The Canadian Baptist urges seventh-day observers to obey the Sunday act, even though they must lose one sixth of their time thereby. If it were merely a matter of loss of time, this advice would be good from a financial standpoint, since the fines and imprisonments are far more expensive than the loss of one day each week. But their attitude toward the act does not turn on the financial problem. Once for all we want to impress the Canadian Baptist with the thought that Seventh-day Adventists cannot conscientiously obey Sunday “laws.” They regard the Sunday-sabbath as the sign of papal apostasy from the Word of God, and Sunday “laws” as attempts to compel them to bow to this mark of the papal beast.

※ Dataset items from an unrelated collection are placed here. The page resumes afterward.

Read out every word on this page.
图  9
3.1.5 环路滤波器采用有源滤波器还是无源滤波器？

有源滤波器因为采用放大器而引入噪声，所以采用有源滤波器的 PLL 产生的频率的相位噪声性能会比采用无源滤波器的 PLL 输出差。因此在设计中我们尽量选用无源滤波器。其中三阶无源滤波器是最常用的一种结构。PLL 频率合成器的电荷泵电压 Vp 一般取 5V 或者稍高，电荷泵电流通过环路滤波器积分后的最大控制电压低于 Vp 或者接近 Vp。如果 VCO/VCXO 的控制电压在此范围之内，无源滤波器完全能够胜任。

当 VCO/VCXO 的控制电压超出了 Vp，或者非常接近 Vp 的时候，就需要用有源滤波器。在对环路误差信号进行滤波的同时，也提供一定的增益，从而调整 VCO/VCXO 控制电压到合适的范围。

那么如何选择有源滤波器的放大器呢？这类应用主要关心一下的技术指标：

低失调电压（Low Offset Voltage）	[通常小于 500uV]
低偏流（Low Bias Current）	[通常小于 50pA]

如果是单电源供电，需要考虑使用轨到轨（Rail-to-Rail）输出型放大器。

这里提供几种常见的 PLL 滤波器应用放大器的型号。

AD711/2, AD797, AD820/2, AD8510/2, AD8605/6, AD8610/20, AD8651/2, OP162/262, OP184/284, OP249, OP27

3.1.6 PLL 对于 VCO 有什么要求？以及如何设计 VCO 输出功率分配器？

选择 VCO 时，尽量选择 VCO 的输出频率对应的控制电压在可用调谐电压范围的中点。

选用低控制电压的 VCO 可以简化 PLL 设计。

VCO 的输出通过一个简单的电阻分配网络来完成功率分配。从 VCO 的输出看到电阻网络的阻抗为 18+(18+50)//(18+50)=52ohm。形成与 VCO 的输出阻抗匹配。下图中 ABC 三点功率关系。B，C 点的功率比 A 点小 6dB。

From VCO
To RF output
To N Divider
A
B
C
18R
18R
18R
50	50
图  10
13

The Canadian Baptist may deny that they are conscientious in the matter, and that the enforcement of the “laws” is religious persecution. Russia denies that it is persecuting Jews and Stundists, and argues that its “laws” are for the good of society; but that does not change the facts. The Massachusetts authorities denied that they persecuted Baptists and denied their claim of conscience, and contended that the laws were wholesome and necessary for the common weal; but this did not change the fact that Baptists were conscientious, that they were persecuted, and that the acts under which they suffered were persecuting measures. Oh! for another John Bunyan, or Roger Williams!
It is gratifying to know that the Canadian Baptist still regards the Sunday-law problem as a “vexed and difficult question.” This indicates that the struggle between Baptist principles of separation of Church and States and the old error of Church and State union have not yet been definitely settled in its mind in favor of persecution.